|Title||Photoelectron Spectroscopy of Organic Aromatic Anions|
|Year of Publication||2017|
|Academic Department||Chemical Physics|
|Number of Pages||313|
This dissertation reports and interprets the results of experiments in which photoelectron spectroscopy was performed on a variety of aromatic anions. In addition to these photoelectron studies, the results and conclusions of an experiment in which HCl is scattered off atomically flat Au (111) surfaces are also presented.
Photoelectron spectroscopy of the isomers of methylphenoxide reveals that these molecules display minimal vibrational excitation upon photodetachment, accessing the electronic ground and first excited state of the corresponding radicals. The photoelectron spectra of p-methylphenoxide reveal a photon energy dependence arising from electron autodetachment. The slow electron velocity map imaging (SEVI) technique was employed to obtain the electron affinities (EAs) of these radicals with an uncertainty of 1.4 meV. Combining the measured EAs with previously measured O–H bond dissociation energies in a thermodynamic cycle allows for the measurement of the acidities of the methylphenols with an uncertainty that is an order of magnitude smaller than any previous measurement.

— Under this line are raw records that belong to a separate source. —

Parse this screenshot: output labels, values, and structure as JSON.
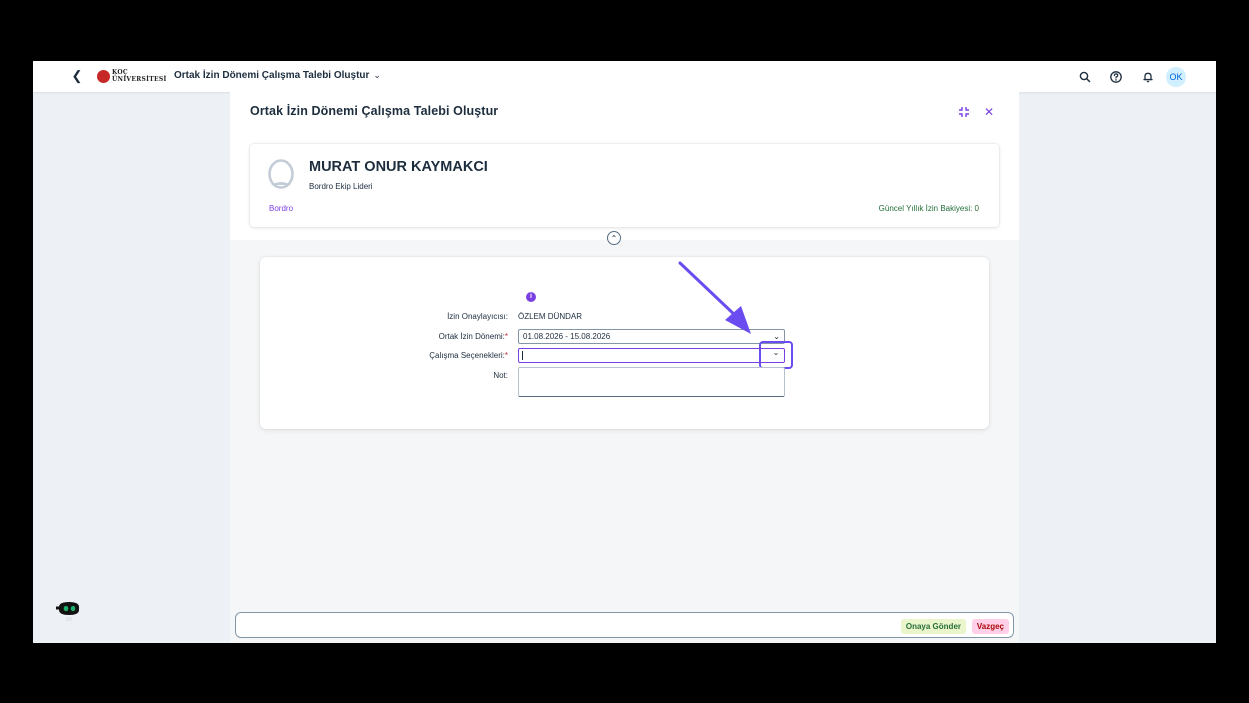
{
  "shell": {
    "logo_top": "KOÇ",
    "logo_bottom": "ÜNİVERSİTESİ",
    "app_title": "Ortak İzin Dönemi Çalışma Talebi Oluştur",
    "avatar_initials": "OK"
  },
  "page": {
    "title": "Ortak İzin Dönemi Çalışma Talebi Oluştur"
  },
  "employee": {
    "name": "MURAT ONUR KAYMAKCI",
    "role": "Bordro Ekip Lideri",
    "department": "Bordro",
    "balance": "Güncel Yıllık İzin Bakiyesi: 0"
  },
  "form": {
    "approver_label": "İzin Onaylayıcısı:",
    "approver_value": "ÖZLEM DÜNDAR",
    "period_label": "Ortak İzin Dönemi:",
    "period_value": "01.08.2026 - 15.08.2026",
    "options_label": "Çalışma Seçenekleri:",
    "options_value": "",
    "note_label": "Not:",
    "required_mark": "*"
  },
  "footer": {
    "submit_label": "Onaya Gönder",
    "cancel_label": "Vazgeç"
  },
  "colors": {
    "accent": "#7b3fe4",
    "annotation": "#6a4cf0",
    "positive": "#256f3a",
    "negative": "#aa0808"
  }
}
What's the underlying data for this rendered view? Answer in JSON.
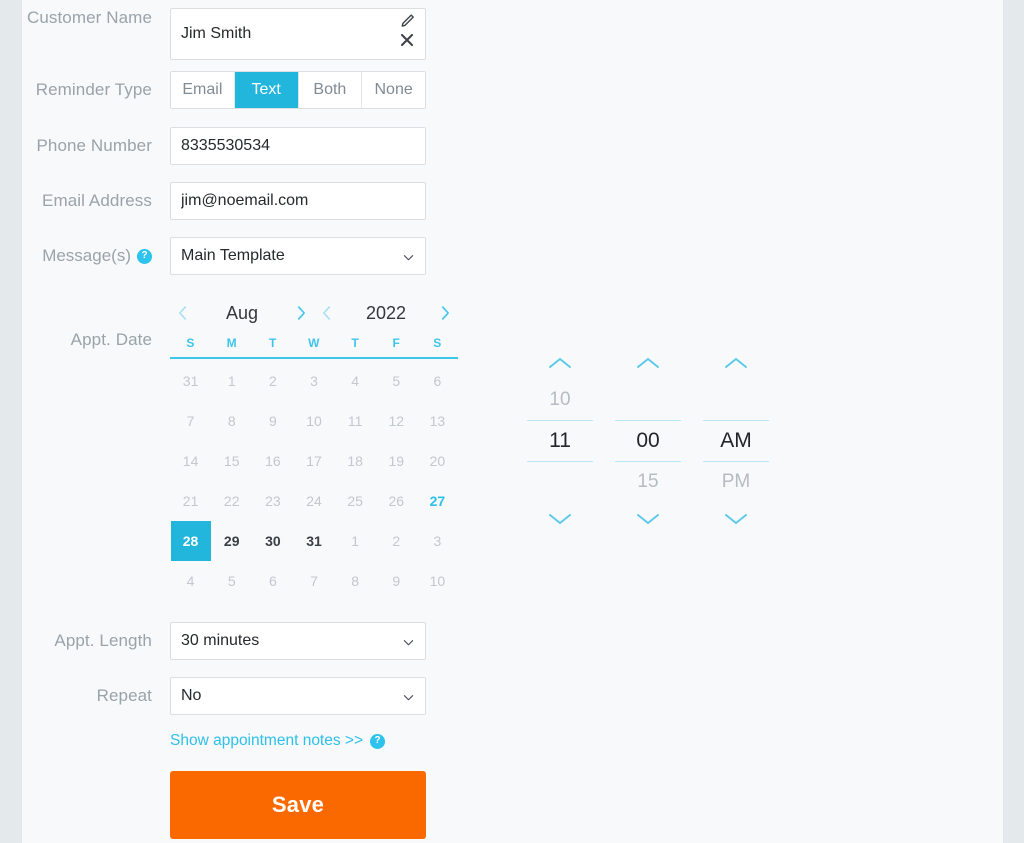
{
  "theme": {
    "accent": "#22b6dd",
    "accent_light": "#2ec0ea",
    "save_orange": "#fa6800",
    "label_gray": "#9aa3ab",
    "page_bg": "#f7f9fa",
    "gutter_bg": "#e4e9ec"
  },
  "form": {
    "customer_name": {
      "label": "Customer Name",
      "value": "Jim Smith",
      "placeholder": "Customer Name",
      "edit_icon": "pencil-icon",
      "clear_icon": "close-icon"
    },
    "reminder_type": {
      "label": "Reminder Type",
      "options": [
        "Email",
        "Text",
        "Both",
        "None"
      ],
      "selected": "Text"
    },
    "phone_number": {
      "label": "Phone Number",
      "value": "8335530534",
      "placeholder": "Phone Number"
    },
    "email_address": {
      "label": "Email Address",
      "value": "jim@noemail.com",
      "placeholder": "Email Address"
    },
    "messages": {
      "label": "Message(s)",
      "help_icon": "help-circle-icon",
      "value": "Main Template",
      "options": [
        "Main Template"
      ]
    },
    "appt_date": {
      "label": "Appt. Date"
    },
    "appt_length": {
      "label": "Appt. Length",
      "value": "30 minutes",
      "options": [
        "30 minutes"
      ]
    },
    "repeat": {
      "label": "Repeat",
      "value": "No",
      "options": [
        "No"
      ]
    },
    "notes_link": {
      "text": "Show appointment notes >>",
      "help_icon": "help-circle-icon"
    },
    "save_button": {
      "label": "Save"
    }
  },
  "calendar": {
    "month": "Aug",
    "year": "2022",
    "prev_month_icon": "chevron-left-icon",
    "next_month_icon": "chevron-right-icon",
    "prev_year_icon": "chevron-left-icon",
    "next_year_icon": "chevron-right-icon",
    "dow": [
      "S",
      "M",
      "T",
      "W",
      "T",
      "F",
      "S"
    ],
    "selected_day": 28,
    "today": 27,
    "weeks": [
      [
        {
          "d": "31",
          "state": "other"
        },
        {
          "d": "1",
          "state": "other"
        },
        {
          "d": "2",
          "state": "other"
        },
        {
          "d": "3",
          "state": "other"
        },
        {
          "d": "4",
          "state": "other"
        },
        {
          "d": "5",
          "state": "other"
        },
        {
          "d": "6",
          "state": "other"
        }
      ],
      [
        {
          "d": "7",
          "state": "other"
        },
        {
          "d": "8",
          "state": "other"
        },
        {
          "d": "9",
          "state": "other"
        },
        {
          "d": "10",
          "state": "other"
        },
        {
          "d": "11",
          "state": "other"
        },
        {
          "d": "12",
          "state": "other"
        },
        {
          "d": "13",
          "state": "other"
        }
      ],
      [
        {
          "d": "14",
          "state": "other"
        },
        {
          "d": "15",
          "state": "other"
        },
        {
          "d": "16",
          "state": "other"
        },
        {
          "d": "17",
          "state": "other"
        },
        {
          "d": "18",
          "state": "other"
        },
        {
          "d": "19",
          "state": "other"
        },
        {
          "d": "20",
          "state": "other"
        }
      ],
      [
        {
          "d": "21",
          "state": "other"
        },
        {
          "d": "22",
          "state": "other"
        },
        {
          "d": "23",
          "state": "other"
        },
        {
          "d": "24",
          "state": "other"
        },
        {
          "d": "25",
          "state": "other"
        },
        {
          "d": "26",
          "state": "other"
        },
        {
          "d": "27",
          "state": "today"
        }
      ],
      [
        {
          "d": "28",
          "state": "sel"
        },
        {
          "d": "29",
          "state": "cur"
        },
        {
          "d": "30",
          "state": "cur"
        },
        {
          "d": "31",
          "state": "cur"
        },
        {
          "d": "1",
          "state": "other"
        },
        {
          "d": "2",
          "state": "other"
        },
        {
          "d": "3",
          "state": "other"
        }
      ],
      [
        {
          "d": "4",
          "state": "other"
        },
        {
          "d": "5",
          "state": "other"
        },
        {
          "d": "6",
          "state": "other"
        },
        {
          "d": "7",
          "state": "other"
        },
        {
          "d": "8",
          "state": "other"
        },
        {
          "d": "9",
          "state": "other"
        },
        {
          "d": "10",
          "state": "other"
        }
      ]
    ]
  },
  "time_picker": {
    "hour": {
      "above": "10",
      "value": "11",
      "below": ""
    },
    "minute": {
      "above": "",
      "value": "00",
      "below": "15"
    },
    "meridiem": {
      "above": "",
      "value": "AM",
      "below": "PM"
    },
    "up_icon": "chevron-up-icon",
    "down_icon": "chevron-down-icon"
  }
}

The full interpretation of the photoelectron spectra of the isomers of methylenephenoxide presents a far greater challenge with many subtleties. The EAs of o- and p-methylenephenoxyl were measured and shown to be ~1 eV lower in energy than for the methylphenoxyls, implying that the electron withdrawing effect of the CH2 group in the methylenephenoxides attracts electron density from the oxygen site via resonance, as compared to the methylphenoxides. The singlet–triplet splittings of the diradicals o- and p-methylenephenoxyl were measured. The acidities of the methylenephenols were measured by acid bracketing. Combining the EAs of the methylenephenoxyls with these acidities allows for a measurement of the weak O-H bond dissociation energy of the methylenephenols.
The photoelectron spectra of indolide were obtained and interpreted. The structure of indolide minimally distorts upon electron photodetachment accessing the electronic ground doublet state of indolyl. The EA of indolyl was measured utilizing the SEVI technique with an uncertainty of 1.7 meV. Ring distortion vibrational modes were found to be excited upon electron photodetachment. The previously measured acidity of indole is combined with our measurement of the EA of indolyl to determine the N–H bond dissociation energy of indole.